Yanaklarım anında ısınırken, "Hiç de sana bakmıyorum ben," diyerek bakışlarımı tekrar gökyüzüne çevirdim.

Yaklaşık yarım saattir bu yüksek tepede, çimenler ve sırtıma batan tuhaf otların içinde yatıyorduk. Çiçekler uykuda oldukları için içlerine kapanmışlardı. Böceklerin gecenin karanlığında boşluğa doğru attığı çığlıkları duyabiliyordum.

"Yalancı yılan," diye fısıldadı.

"Hiç de yalan atmıyorum."

Yattığı yerden omzunun üstünden bana baktığını fark edince bir süre bakmasam da, sonunda ben de yenik düşerek omzumun üstünden ona baktım. Yüzlerimizin arasında bir karışıklık bir mesafe vardı ve kollarımız birbirine değiyordu.

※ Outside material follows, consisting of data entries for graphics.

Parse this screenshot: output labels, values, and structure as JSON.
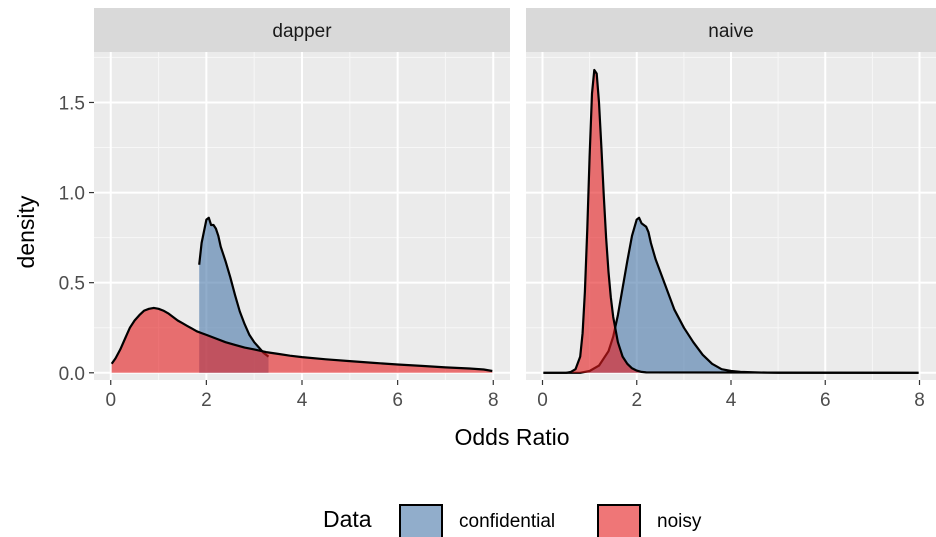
{
  "chart_data": {
    "type": "area",
    "subtype": "density",
    "facet_layout": "1x2 panels sharing y axis",
    "xlabel": "Odds Ratio",
    "ylabel": "density",
    "xlim": [
      -0.35,
      8.35
    ],
    "ylim": [
      -0.04,
      1.78
    ],
    "x_ticks": [
      0,
      2,
      4,
      6,
      8
    ],
    "y_ticks": [
      0.0,
      0.5,
      1.0,
      1.5
    ],
    "y_tick_labels": [
      "0.0",
      "0.5",
      "1.0",
      "1.5"
    ],
    "grid": true,
    "legend": {
      "title": "Data",
      "position": "bottom",
      "entries": [
        {
          "label": "confidential",
          "color": "#4876a8"
        },
        {
          "label": "noisy",
          "color": "#e41a1c"
        }
      ]
    },
    "fill_opacity": 0.6,
    "panels": [
      {
        "strip": "dapper",
        "series": [
          {
            "name": "confidential",
            "color": "#4876a8",
            "x_start": 1.85,
            "x_end": 3.3,
            "x": [
              1.85,
              1.9,
              2.0,
              2.05,
              2.1,
              2.15,
              2.2,
              2.25,
              2.3,
              2.35,
              2.4,
              2.5,
              2.6,
              2.7,
              2.8,
              2.9,
              3.0,
              3.1,
              3.2,
              3.3
            ],
            "y": [
              0.6,
              0.72,
              0.85,
              0.86,
              0.82,
              0.82,
              0.8,
              0.76,
              0.7,
              0.66,
              0.62,
              0.53,
              0.43,
              0.34,
              0.27,
              0.21,
              0.17,
              0.14,
              0.11,
              0.09
            ]
          },
          {
            "name": "noisy",
            "color": "#e41a1c",
            "x_start": 0.02,
            "x_end": 7.98,
            "x": [
              0.02,
              0.1,
              0.2,
              0.3,
              0.4,
              0.5,
              0.6,
              0.7,
              0.8,
              0.9,
              1.0,
              1.1,
              1.2,
              1.3,
              1.4,
              1.5,
              1.6,
              1.7,
              1.8,
              1.9,
              2.0,
              2.2,
              2.4,
              2.6,
              2.8,
              3.0,
              3.25,
              3.5,
              3.75,
              4.0,
              4.5,
              5.0,
              5.5,
              6.0,
              6.5,
              7.0,
              7.5,
              7.8,
              7.98
            ],
            "y": [
              0.05,
              0.08,
              0.13,
              0.19,
              0.25,
              0.29,
              0.32,
              0.345,
              0.355,
              0.36,
              0.355,
              0.345,
              0.33,
              0.31,
              0.29,
              0.275,
              0.26,
              0.245,
              0.23,
              0.22,
              0.21,
              0.19,
              0.17,
              0.155,
              0.14,
              0.13,
              0.115,
              0.105,
              0.095,
              0.087,
              0.075,
              0.065,
              0.055,
              0.046,
              0.038,
              0.03,
              0.024,
              0.018,
              0.01
            ]
          }
        ]
      },
      {
        "strip": "naive",
        "series": [
          {
            "name": "confidential",
            "color": "#4876a8",
            "x_start": 0.02,
            "x_end": 7.98,
            "x": [
              0.02,
              0.8,
              1.0,
              1.2,
              1.4,
              1.5,
              1.6,
              1.7,
              1.8,
              1.9,
              2.0,
              2.05,
              2.1,
              2.15,
              2.2,
              2.25,
              2.3,
              2.4,
              2.5,
              2.6,
              2.7,
              2.8,
              3.0,
              3.2,
              3.4,
              3.6,
              3.8,
              4.0,
              4.2,
              4.5,
              5.0,
              6.0,
              7.98
            ],
            "y": [
              0.0,
              0.0,
              0.01,
              0.04,
              0.12,
              0.2,
              0.32,
              0.47,
              0.62,
              0.76,
              0.85,
              0.86,
              0.83,
              0.82,
              0.81,
              0.78,
              0.72,
              0.63,
              0.56,
              0.49,
              0.42,
              0.35,
              0.25,
              0.17,
              0.1,
              0.05,
              0.02,
              0.01,
              0.005,
              0.002,
              0.0,
              0.0,
              0.0
            ]
          },
          {
            "name": "noisy",
            "color": "#e41a1c",
            "x_start": 0.02,
            "x_end": 7.98,
            "x": [
              0.02,
              0.5,
              0.6,
              0.7,
              0.8,
              0.85,
              0.9,
              0.95,
              1.0,
              1.05,
              1.1,
              1.15,
              1.2,
              1.25,
              1.3,
              1.35,
              1.4,
              1.45,
              1.5,
              1.6,
              1.7,
              1.8,
              1.9,
              2.0,
              2.1,
              2.2,
              7.98
            ],
            "y": [
              0.0,
              0.0,
              0.005,
              0.02,
              0.09,
              0.22,
              0.45,
              0.8,
              1.2,
              1.55,
              1.68,
              1.66,
              1.5,
              1.25,
              0.98,
              0.75,
              0.56,
              0.42,
              0.31,
              0.17,
              0.09,
              0.05,
              0.025,
              0.012,
              0.005,
              0.002,
              0.0
            ]
          }
        ]
      }
    ]
  }
}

Uçurum mavisi gözlerinin içindeki renk geçişlerini görebiliyordum ve bu gökyüzündeki enfes görüntüden çok daha nefes kesiciydi.

Uzun kirpikleri kemiklerin keskin olduğu erkeksi hatlı yüzünü gölgelendirirken bir süre yalnızca gözlerimin içine baktı. Karnımın içinde kaynayan şeyin ne olduğunu bilmiyordum ama midem sanki üst üste bir sürü şey yemişim ve bir de üstüne sıcak su içmişim gibi fokurduyordu.

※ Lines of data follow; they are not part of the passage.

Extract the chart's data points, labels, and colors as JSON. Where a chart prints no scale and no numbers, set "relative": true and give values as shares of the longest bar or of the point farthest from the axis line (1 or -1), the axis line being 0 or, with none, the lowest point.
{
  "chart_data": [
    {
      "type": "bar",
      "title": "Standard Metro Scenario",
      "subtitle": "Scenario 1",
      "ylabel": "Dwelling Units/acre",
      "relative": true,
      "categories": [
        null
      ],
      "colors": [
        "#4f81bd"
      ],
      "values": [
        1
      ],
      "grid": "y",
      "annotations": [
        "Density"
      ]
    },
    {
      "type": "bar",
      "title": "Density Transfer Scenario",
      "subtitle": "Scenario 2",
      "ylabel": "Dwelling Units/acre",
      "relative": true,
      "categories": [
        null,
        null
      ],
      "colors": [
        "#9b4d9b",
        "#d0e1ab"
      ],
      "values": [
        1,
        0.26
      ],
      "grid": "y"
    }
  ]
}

"Bu gece burada sabahlayacağız sanırım," diye mırıldandım sessizliği bölmek için. Çünkü bakışları altında eziliyordum ve sessizlik büyüdükçe aramızdaki çekim güçleniyordu sanki.

Bakışı karlar altında sıcak çikolata içmek gibiydi.

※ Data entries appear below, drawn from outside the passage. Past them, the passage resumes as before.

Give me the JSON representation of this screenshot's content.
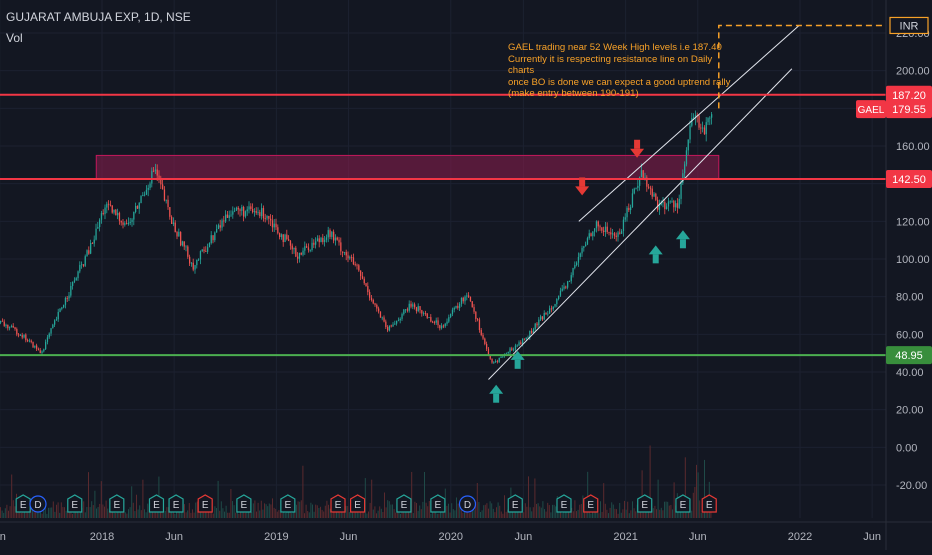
{
  "header": {
    "symbol_title": "GUJARAT AMBUJA EXP, 1D, NSE",
    "volume_label": "Vol",
    "currency": "INR"
  },
  "annotation": {
    "lines": [
      "GAEL trading near 52 Week High levels i.e 187.40",
      "Currently it is respecting resistance line on Daily charts",
      "once BO is done we can expect a good uptrend rally",
      "(make entry between 190-191)"
    ]
  },
  "colors": {
    "background": "#131722",
    "up": "#26a69a",
    "down": "#ef5350",
    "resistance": "#f23645",
    "support": "#4caf50",
    "zone": "#8e1d4f",
    "annotation": "#f7a128",
    "trendline": "#e0e3eb"
  },
  "chart_data": {
    "type": "candlestick",
    "symbol": "GAEL",
    "title": "GUJARAT AMBUJA EXP, 1D, NSE",
    "ylim": [
      -40,
      230
    ],
    "y_ticks": [
      220,
      200,
      180,
      160,
      140,
      120,
      100,
      80,
      60,
      40,
      20,
      0,
      -20
    ],
    "y_tick_labels": [
      "220.00",
      "200.00",
      "180.00",
      "160.00",
      "140.00",
      "120.00",
      "100.00",
      "80.00",
      "60.00",
      "40.00",
      "20.00",
      "0.00",
      "-20.00"
    ],
    "x_ticks": [
      {
        "label": "un",
        "date": "2017-06-01"
      },
      {
        "label": "2018",
        "date": "2018-01-01"
      },
      {
        "label": "Jun",
        "date": "2018-06-01"
      },
      {
        "label": "2019",
        "date": "2019-01-01"
      },
      {
        "label": "Jun",
        "date": "2019-06-01"
      },
      {
        "label": "2020",
        "date": "2020-01-01"
      },
      {
        "label": "Jun",
        "date": "2020-06-01"
      },
      {
        "label": "2021",
        "date": "2021-01-01"
      },
      {
        "label": "Jun",
        "date": "2021-06-01"
      },
      {
        "label": "2022",
        "date": "2022-01-01"
      },
      {
        "label": "Jun",
        "date": "2022-06-01"
      }
    ],
    "horizontal_levels": [
      {
        "value": 187.2,
        "label": "187.20",
        "role": "resistance"
      },
      {
        "value": 142.5,
        "label": "142.50",
        "role": "resistance"
      },
      {
        "value": 48.95,
        "label": "48.95",
        "role": "support"
      }
    ],
    "last_price": {
      "symbol": "GAEL",
      "value": 179.55,
      "label": "179.55"
    },
    "target_level": {
      "value": 224,
      "label": "INR"
    },
    "resistance_zone": {
      "from": "2017-12-20",
      "to": "2021-07-15",
      "low": 142.5,
      "high": 155
    },
    "trend_channel": [
      {
        "from": {
          "date": "2020-03-20",
          "value": 36
        },
        "to": {
          "date": "2021-12-15",
          "value": 201
        }
      },
      {
        "from": {
          "date": "2020-09-25",
          "value": 120
        },
        "to": {
          "date": "2021-12-30",
          "value": 224
        }
      }
    ],
    "price_path": [
      {
        "date": "2017-05-20",
        "value": 68
      },
      {
        "date": "2017-07-15",
        "value": 60
      },
      {
        "date": "2017-08-25",
        "value": 50
      },
      {
        "date": "2017-10-10",
        "value": 76
      },
      {
        "date": "2017-12-10",
        "value": 108
      },
      {
        "date": "2018-01-05",
        "value": 128
      },
      {
        "date": "2018-02-25",
        "value": 118
      },
      {
        "date": "2018-04-20",
        "value": 148
      },
      {
        "date": "2018-05-25",
        "value": 120
      },
      {
        "date": "2018-07-10",
        "value": 96
      },
      {
        "date": "2018-09-25",
        "value": 126
      },
      {
        "date": "2018-12-10",
        "value": 124
      },
      {
        "date": "2019-02-10",
        "value": 102
      },
      {
        "date": "2019-04-20",
        "value": 114
      },
      {
        "date": "2019-06-15",
        "value": 96
      },
      {
        "date": "2019-08-20",
        "value": 62
      },
      {
        "date": "2019-10-10",
        "value": 76
      },
      {
        "date": "2019-12-10",
        "value": 64
      },
      {
        "date": "2020-02-05",
        "value": 82
      },
      {
        "date": "2020-03-25",
        "value": 44
      },
      {
        "date": "2020-06-05",
        "value": 58
      },
      {
        "date": "2020-08-25",
        "value": 84
      },
      {
        "date": "2020-10-25",
        "value": 118
      },
      {
        "date": "2020-12-15",
        "value": 112
      },
      {
        "date": "2021-02-01",
        "value": 146
      },
      {
        "date": "2021-03-10",
        "value": 128
      },
      {
        "date": "2021-04-20",
        "value": 130
      },
      {
        "date": "2021-05-20",
        "value": 176
      },
      {
        "date": "2021-06-15",
        "value": 168
      },
      {
        "date": "2021-07-10",
        "value": 181
      }
    ],
    "down_arrows": [
      {
        "date": "2020-10-02",
        "value": 138
      },
      {
        "date": "2021-01-25",
        "value": 158
      }
    ],
    "up_arrows": [
      {
        "date": "2020-04-05",
        "value": 29
      },
      {
        "date": "2020-05-20",
        "value": 47
      },
      {
        "date": "2021-03-05",
        "value": 103
      },
      {
        "date": "2021-05-01",
        "value": 111
      }
    ],
    "event_markers": [
      {
        "date": "2017-07-20",
        "letter": "E",
        "kind": "earnings"
      },
      {
        "date": "2017-08-20",
        "letter": "D",
        "kind": "dividend"
      },
      {
        "date": "2017-11-05",
        "letter": "E",
        "kind": "earnings"
      },
      {
        "date": "2018-02-01",
        "letter": "E",
        "kind": "earnings"
      },
      {
        "date": "2018-04-25",
        "letter": "E",
        "kind": "earnings"
      },
      {
        "date": "2018-06-05",
        "letter": "E",
        "kind": "earnings"
      },
      {
        "date": "2018-08-05",
        "letter": "E",
        "kind": "earnings-miss"
      },
      {
        "date": "2018-10-25",
        "letter": "E",
        "kind": "earnings"
      },
      {
        "date": "2019-01-25",
        "letter": "E",
        "kind": "earnings"
      },
      {
        "date": "2019-05-10",
        "letter": "E",
        "kind": "earnings-miss"
      },
      {
        "date": "2019-06-20",
        "letter": "E",
        "kind": "earnings-miss"
      },
      {
        "date": "2019-09-25",
        "letter": "E",
        "kind": "earnings"
      },
      {
        "date": "2019-12-05",
        "letter": "E",
        "kind": "earnings"
      },
      {
        "date": "2020-02-05",
        "letter": "D",
        "kind": "dividend"
      },
      {
        "date": "2020-05-15",
        "letter": "E",
        "kind": "earnings"
      },
      {
        "date": "2020-08-25",
        "letter": "E",
        "kind": "earnings"
      },
      {
        "date": "2020-10-20",
        "letter": "E",
        "kind": "earnings-miss"
      },
      {
        "date": "2021-02-10",
        "letter": "E",
        "kind": "earnings"
      },
      {
        "date": "2021-05-01",
        "letter": "E",
        "kind": "earnings"
      },
      {
        "date": "2021-06-25",
        "letter": "E",
        "kind": "earnings-miss"
      }
    ]
  }
}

"Sanırım," diye mırıldandı tıpkı benim gibi. Gözlerimi ondan kaçırmak istesem de bu pek mümkün olmuyordu. Onun gibi bir adam karşınızdayken başka bir yere bakabilmek pek de mümkün değildi çünkü.

"Neden peki?"

"Burası hoşuma gitti çünkü," dedi düz bir sesle.

"Ben gökyüzünü izlemeye bayılırım," dedim gözlerimi ondan kaçırıp gökyüzüne çevirirken. "Huzur verir bana."

"Söylemiştin." Sesi düzdü.

Şu an ben gökyüzüne, o bana bakıyordu. Profilimde onun bakışlarının ağırlığını hissetmek midemi ve kalbimi baskı altına soksa da mühim değildi. Bana bakmamasından iyiydi bakıyor olması.